Toute personne capable est en droit d'établir un testament prévoyant le sort de ses biens à son décès (1). Toutefois, il arrive que certains usent de la vulnérabilité des personnes (notamment si elles sont âgées ou malades), dans le but d'être désignés par le testament comme légataires de tout ou partie des biens de la succession.
Cette manœuvre permet ainsi d'obtenir une partie de l'héritage supplémentaire, à celle prévue ou non par la loi.
Par conséquent, la nullité du testament peut, en premier lieu, être demandée toutes les fois que celui-ci n'est pas établi dans les formes prescrites par la loi (2). Tel est, par exemple, le cas du testament olographe non rédigé de la main du défunt. Dans ce cas, une expertise graphologique peut être demandée pour en établir la preuve.
En tout état de cause, il est important d'être sain d'esprit afin de pouvoir faire un testament valable. Faute de quoi, la nullité pourra être demandée par les héritiers (3).

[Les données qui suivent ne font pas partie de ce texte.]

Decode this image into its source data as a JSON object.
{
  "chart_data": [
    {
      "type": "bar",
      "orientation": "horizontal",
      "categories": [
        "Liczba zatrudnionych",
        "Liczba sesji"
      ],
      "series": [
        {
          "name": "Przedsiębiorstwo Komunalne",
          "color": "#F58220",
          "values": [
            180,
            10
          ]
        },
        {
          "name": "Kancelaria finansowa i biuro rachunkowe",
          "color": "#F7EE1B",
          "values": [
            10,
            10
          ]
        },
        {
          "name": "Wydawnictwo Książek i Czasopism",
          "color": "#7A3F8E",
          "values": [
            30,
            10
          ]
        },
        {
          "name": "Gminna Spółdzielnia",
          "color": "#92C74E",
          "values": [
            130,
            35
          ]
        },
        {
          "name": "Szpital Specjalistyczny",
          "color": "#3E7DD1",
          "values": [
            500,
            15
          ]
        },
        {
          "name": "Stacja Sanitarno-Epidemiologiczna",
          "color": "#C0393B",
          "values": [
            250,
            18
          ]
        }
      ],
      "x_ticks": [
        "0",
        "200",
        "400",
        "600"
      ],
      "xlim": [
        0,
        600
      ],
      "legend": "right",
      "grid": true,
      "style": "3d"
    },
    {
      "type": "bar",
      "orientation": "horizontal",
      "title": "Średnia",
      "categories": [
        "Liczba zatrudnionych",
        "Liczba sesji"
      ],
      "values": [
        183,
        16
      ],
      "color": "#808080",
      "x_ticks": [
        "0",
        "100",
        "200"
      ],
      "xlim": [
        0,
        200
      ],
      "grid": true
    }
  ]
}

Il revient aux héritiers de prouver les causes de nullité du testament. Autrement dit, cela correspond au fait de devoir prouver que le testateur n'était pas en pleine possession de ses capacités mentales au moment de l'établissement de son testament.
À noter : une personne sous curatelle peut librement établir son testament et sans l'assistance du curateur. Toutefois, une personne sous tutelle ne pourra établir son testament qu'avec l'accord du juge des tutelles, là encore le tuteur n'a pas la possibilité de l'assister dans la rédaction car cela reste un acte profondément personnel (4).
Enfin, le testament peut également être révoqué du vivant du testateur, soit par destruction matérielle, soit par rédaction d'un nouveau testament dans lequel il est précisé qu'il emporte annulation des dispositions prises par le testament précédent.
Bon à savoir : en général, la contestation du testament a peu de chances d'aboutir à l'amiable, la demande en nullité devra alors être portée devant le juge (5).